What is the problem being addressed?
The project addresses the deficiencies common in traditional academic document retrieval systems, particularly targeting the university's digital repository.
Lack of Adequacy: Traditional keyword-based search engines have limitations in understanding the semantical intentions of users' queries, hence the provision of incorrect or incomplete search results.
Information Overload: With the vast number of scholarly literature available, people often struggle to quickly find concise and relevant resources.
Lack of Intelligent Support: There is no unified system that can summarize documents, answer research questions, and track sources/citations—making research time-consuming and fragmented.
What is your project idea and how will it work (what are its components etc)?
The project is to implement an intelligent, AI driven Retrieval-Augmented Generation (RAG) system atop the existing DSpace repository of the Department of Computer Science. The system shall provide semantic document search, intelligent answering of questions, and citation-based answering in a unified system.
Key Elements
1. Document Ingestion & Preprocessing
- Retrieve ~1,000 papers from the archive (PDF/Word).
- Perform OCR (on scanned documents), preprocess the text, and chunk the text into smaller pieces for embedding efficiently.
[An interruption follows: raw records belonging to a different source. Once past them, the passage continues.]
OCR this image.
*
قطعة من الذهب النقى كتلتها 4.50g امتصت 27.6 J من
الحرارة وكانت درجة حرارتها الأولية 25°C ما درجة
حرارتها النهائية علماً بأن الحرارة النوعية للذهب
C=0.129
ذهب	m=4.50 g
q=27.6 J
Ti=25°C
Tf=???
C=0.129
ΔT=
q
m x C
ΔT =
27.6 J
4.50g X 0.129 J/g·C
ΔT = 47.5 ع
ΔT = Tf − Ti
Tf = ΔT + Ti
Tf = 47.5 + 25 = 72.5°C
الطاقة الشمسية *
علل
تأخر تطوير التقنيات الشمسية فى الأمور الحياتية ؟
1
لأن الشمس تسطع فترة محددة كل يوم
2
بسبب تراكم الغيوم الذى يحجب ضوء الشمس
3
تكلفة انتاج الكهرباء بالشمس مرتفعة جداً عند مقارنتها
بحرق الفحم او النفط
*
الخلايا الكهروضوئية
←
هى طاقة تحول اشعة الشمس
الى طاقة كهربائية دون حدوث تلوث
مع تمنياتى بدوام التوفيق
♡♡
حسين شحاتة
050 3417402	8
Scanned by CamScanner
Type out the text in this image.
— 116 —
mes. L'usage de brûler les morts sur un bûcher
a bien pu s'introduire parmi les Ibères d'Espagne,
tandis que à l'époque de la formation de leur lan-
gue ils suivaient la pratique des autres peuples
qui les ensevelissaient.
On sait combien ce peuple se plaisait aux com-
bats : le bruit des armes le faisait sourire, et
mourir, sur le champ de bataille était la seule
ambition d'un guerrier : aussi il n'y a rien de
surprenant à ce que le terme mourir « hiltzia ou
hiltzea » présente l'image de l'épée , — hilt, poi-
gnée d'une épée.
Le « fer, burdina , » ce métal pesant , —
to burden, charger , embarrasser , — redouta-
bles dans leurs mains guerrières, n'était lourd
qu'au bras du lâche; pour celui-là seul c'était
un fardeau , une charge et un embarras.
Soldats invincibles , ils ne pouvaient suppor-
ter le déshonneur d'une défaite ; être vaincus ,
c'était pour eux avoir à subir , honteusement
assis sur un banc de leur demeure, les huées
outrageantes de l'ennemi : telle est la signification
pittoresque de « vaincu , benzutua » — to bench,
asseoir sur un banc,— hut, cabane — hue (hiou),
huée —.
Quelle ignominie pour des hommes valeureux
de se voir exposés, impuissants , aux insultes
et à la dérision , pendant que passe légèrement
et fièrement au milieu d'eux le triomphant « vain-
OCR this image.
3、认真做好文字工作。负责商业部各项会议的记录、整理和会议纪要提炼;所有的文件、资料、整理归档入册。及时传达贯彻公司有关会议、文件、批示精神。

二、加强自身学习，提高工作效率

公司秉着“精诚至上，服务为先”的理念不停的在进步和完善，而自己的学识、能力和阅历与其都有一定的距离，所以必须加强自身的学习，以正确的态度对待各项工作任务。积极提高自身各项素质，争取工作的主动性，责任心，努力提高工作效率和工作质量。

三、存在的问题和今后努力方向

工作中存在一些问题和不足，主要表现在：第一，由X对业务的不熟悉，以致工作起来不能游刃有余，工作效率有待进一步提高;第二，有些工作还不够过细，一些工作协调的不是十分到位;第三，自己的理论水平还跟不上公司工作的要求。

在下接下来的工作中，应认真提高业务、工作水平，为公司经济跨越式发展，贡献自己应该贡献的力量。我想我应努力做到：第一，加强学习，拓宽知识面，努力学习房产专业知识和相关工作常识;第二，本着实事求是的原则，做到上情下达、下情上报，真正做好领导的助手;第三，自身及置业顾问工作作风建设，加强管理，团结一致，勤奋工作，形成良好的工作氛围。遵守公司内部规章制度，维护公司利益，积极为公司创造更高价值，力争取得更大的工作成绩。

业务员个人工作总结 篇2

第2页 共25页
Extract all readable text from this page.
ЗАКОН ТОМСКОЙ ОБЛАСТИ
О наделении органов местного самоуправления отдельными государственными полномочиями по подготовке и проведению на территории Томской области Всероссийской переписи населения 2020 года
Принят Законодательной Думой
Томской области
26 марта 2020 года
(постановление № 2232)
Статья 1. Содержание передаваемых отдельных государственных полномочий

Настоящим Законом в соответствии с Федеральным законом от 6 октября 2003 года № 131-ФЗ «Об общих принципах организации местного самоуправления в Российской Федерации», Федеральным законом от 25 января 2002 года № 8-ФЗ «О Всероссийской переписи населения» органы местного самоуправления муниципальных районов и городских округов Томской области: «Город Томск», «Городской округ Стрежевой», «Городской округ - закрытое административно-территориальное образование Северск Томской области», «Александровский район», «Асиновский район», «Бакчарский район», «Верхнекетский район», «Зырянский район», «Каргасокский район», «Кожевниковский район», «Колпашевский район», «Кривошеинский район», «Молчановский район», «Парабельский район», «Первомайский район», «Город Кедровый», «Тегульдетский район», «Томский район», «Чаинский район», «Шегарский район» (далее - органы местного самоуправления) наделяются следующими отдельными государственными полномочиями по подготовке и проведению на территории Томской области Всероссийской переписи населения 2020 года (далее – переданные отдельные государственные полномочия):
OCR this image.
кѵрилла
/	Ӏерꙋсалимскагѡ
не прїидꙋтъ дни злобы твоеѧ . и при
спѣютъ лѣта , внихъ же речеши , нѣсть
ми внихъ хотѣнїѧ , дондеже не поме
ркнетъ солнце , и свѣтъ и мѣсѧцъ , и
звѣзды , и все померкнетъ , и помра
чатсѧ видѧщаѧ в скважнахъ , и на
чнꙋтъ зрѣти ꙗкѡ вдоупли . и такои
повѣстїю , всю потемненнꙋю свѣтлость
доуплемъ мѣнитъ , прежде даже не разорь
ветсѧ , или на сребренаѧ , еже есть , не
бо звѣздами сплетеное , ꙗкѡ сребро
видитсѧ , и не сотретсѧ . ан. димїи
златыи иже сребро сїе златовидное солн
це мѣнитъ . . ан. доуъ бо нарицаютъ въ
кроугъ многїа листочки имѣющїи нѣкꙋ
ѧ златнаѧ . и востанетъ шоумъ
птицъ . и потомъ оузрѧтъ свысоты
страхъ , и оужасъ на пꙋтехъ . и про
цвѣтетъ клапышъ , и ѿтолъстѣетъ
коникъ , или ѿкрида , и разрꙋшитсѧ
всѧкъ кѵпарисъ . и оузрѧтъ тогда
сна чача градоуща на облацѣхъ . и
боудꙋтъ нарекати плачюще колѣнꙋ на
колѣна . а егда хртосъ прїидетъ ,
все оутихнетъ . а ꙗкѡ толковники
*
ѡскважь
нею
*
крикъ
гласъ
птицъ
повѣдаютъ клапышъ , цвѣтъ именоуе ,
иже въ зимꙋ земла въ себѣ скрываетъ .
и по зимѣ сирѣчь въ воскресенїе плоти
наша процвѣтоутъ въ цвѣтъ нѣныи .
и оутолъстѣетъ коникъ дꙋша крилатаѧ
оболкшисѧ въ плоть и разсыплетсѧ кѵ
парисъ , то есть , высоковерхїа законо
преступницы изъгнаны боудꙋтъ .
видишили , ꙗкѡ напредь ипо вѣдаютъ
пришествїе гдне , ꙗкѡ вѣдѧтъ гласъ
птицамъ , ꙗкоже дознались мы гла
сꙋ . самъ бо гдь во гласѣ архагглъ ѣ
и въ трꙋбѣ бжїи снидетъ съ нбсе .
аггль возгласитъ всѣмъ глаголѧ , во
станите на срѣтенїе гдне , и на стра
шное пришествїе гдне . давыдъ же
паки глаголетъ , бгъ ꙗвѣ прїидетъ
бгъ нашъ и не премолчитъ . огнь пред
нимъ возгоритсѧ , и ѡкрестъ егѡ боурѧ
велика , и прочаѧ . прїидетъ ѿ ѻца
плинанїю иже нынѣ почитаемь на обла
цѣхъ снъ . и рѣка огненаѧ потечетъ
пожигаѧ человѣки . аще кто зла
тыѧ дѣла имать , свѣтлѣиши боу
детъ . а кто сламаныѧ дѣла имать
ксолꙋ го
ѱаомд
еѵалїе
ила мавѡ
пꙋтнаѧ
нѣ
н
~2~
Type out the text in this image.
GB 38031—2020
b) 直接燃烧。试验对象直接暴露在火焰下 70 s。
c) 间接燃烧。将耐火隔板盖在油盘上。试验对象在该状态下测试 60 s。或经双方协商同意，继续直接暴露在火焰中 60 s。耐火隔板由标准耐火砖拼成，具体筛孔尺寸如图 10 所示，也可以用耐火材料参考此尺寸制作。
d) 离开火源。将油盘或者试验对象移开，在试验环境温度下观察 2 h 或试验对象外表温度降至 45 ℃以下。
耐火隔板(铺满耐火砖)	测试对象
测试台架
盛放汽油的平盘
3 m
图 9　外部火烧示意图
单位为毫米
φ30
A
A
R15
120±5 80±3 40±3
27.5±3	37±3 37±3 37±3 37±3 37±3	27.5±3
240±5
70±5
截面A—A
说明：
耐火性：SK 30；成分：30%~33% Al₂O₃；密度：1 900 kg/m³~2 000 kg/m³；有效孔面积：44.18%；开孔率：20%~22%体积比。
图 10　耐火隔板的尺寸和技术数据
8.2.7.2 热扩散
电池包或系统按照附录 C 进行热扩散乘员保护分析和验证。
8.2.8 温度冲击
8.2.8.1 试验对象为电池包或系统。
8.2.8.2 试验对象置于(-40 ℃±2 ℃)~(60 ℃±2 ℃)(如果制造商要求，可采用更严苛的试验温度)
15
2. Semantic Embeddings & Vector Search
- Employ models like DeepSeek, LLaMA, or OpenAI to create vector embeddings.
- Store them in a vector database (such as Qdrant or FAISS) to allow for rapid, semantic search.
3. AI chatbot interface
- Users submit questions in natural language.
- A backend pipeline fetches the relevant chunks of documents and supplies them to a large language model (LLM) to produce summaries or direct answers.
- All responses contain source tracing (citations and references to the source materials).
4. Comparative Model Assessment
- Compare the open-source and commercial LLMs based on their costs, speed levels, and levels of user satisfaction (like Gemini 2.0, GPT-4o, DeepSeek R1, LLaMA 3
5. User Interface (UI)
- An interactive web interface with:
- Chat window & search bar
- Summarized results with links
- Filters for departments, document types, etc.